Beaton’s work is widely published in Canada and this, his first collection, sweeps us from Skye to Canada’s lush west coast and back again. It is a celebration of wildlife, landscape, history, and love - Beaton’s delight in all these things is palpable.
There is sadness too, the emigrant’s wistful regret.. The title poem Leaving Camustianavaig hints at beauty, at loss of birthright, and Stillbirth, the opening poem series is a sensitive exploration of the gradual loss of parents to ageing and death.

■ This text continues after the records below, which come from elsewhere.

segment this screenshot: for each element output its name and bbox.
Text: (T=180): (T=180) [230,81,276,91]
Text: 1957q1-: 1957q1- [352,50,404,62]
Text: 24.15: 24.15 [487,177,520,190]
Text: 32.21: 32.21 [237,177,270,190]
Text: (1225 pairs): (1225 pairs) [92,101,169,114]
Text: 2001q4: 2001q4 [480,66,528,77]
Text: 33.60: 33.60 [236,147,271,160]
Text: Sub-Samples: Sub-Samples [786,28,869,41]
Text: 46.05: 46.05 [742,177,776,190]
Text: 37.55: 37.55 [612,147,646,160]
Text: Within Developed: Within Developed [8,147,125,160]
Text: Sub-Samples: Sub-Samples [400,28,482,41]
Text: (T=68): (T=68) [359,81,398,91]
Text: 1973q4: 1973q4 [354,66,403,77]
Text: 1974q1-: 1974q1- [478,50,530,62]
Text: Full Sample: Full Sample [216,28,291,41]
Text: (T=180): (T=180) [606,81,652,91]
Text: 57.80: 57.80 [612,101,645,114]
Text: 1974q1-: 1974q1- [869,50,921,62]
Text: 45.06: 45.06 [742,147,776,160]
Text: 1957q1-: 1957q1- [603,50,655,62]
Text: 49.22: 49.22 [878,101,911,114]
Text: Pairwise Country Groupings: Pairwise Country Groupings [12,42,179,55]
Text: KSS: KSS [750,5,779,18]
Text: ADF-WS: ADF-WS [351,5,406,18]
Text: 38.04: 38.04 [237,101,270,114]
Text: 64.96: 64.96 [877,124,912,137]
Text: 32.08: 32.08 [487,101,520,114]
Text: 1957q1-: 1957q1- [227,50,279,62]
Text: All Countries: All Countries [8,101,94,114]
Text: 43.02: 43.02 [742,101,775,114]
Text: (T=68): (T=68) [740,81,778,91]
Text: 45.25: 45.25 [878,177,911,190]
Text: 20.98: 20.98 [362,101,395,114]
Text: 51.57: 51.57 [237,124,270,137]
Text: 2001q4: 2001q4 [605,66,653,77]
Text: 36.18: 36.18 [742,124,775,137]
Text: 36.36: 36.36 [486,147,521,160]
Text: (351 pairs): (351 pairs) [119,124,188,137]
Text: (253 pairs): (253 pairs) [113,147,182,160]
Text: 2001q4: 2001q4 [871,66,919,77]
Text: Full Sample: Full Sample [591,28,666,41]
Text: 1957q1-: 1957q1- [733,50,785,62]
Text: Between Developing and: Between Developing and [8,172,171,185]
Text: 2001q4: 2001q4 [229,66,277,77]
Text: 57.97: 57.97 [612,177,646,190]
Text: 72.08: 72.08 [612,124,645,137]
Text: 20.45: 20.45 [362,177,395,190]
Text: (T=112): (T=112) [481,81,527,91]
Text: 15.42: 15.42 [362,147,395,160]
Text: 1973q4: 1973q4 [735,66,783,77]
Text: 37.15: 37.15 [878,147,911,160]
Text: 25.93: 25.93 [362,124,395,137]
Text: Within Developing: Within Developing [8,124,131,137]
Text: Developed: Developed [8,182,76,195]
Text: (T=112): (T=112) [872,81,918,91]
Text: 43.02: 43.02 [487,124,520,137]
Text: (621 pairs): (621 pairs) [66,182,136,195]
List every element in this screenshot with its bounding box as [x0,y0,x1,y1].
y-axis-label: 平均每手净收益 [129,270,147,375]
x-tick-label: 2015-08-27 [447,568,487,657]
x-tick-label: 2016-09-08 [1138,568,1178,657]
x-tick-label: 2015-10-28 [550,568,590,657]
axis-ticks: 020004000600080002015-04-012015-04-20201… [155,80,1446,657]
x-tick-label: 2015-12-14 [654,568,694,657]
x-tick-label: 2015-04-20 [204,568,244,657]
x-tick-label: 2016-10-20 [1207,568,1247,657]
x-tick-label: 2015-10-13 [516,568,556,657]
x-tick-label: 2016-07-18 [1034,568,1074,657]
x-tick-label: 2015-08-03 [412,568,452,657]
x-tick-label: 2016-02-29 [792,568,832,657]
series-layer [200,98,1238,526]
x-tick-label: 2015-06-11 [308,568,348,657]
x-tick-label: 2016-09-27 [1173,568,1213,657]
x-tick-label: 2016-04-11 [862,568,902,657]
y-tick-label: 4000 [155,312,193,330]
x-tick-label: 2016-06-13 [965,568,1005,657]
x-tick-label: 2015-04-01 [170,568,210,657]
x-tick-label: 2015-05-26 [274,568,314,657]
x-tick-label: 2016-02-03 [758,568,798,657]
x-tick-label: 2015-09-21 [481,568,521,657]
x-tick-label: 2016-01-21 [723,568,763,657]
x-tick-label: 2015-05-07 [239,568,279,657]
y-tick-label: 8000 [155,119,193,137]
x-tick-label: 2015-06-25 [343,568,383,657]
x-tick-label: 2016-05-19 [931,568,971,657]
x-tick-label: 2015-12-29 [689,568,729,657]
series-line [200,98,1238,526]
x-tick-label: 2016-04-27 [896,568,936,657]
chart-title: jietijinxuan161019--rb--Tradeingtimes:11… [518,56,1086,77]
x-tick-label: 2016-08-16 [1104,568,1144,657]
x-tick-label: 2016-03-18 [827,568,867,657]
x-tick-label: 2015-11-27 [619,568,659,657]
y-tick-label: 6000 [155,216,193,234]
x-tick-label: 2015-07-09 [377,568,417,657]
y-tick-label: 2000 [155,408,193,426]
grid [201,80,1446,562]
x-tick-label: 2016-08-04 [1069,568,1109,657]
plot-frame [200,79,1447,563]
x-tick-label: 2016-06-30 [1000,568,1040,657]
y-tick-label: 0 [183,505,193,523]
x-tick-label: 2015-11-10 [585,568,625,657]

Camustianavaig, the crofting township in Skye, is near the site of the famous Battle of the Braes, a mass land protest by crofters in 1882. Beaton is unafraid to address ensuing hardship and conflict.
‘.. nets hung dry; rust stalked the waves of the eaves..’ Brothers of the Byre
In For the Crofters, a breath-taking sweep through crofting history, he concludes:
‘As you drive on the roads that run where your forefathers trod, you lean to the whine of the wind.’
He celebrates Sorley Maclean’s great Gaelic poem Hallaig in The Burn of Hallaig
‘ ..the words …/ .. your own Gaelic, and .. your own English’ and Robert Burns in Immortal Memory. ‘A nation’s heritage defined/ by peopled landscapes of the mind.’
The Canadian landscapes are peopled too. And exciting. In River of Refuge, he visits a backwoods cabin. ‘sign/above the door: Come in but mind/ the bear-board welcome mat!’
The mat being a plywood sheet with upward-pointing two inch nails.
In The Way he drives his truck on defunct logging roads and hikes through chest-deep brush to ‘A played-out quarry’ with ‘huckleberry, salmonberry, devil’s club, and thorns’. And cougars.
He loves Vancouver Island. In Qualicum Sunset he declares ‘..this is my life and this fair coast, my home’.
But finally, in When I Am Old, he yearns for Scotland. ‘ ..it’s here I’ll yield/ to the stubble and seeds of the past.’
This genial, thoughtful collection will repay time spent reading and re-reading. And these are poems to be read aloud – musical, a song cycle, as Alasdair Fraser the fiddler attests on the back cover. Though he has been creative with stanza form and line-break, Beaton’s love for metre and joyful, often internal, rhyme demand the actual human voice.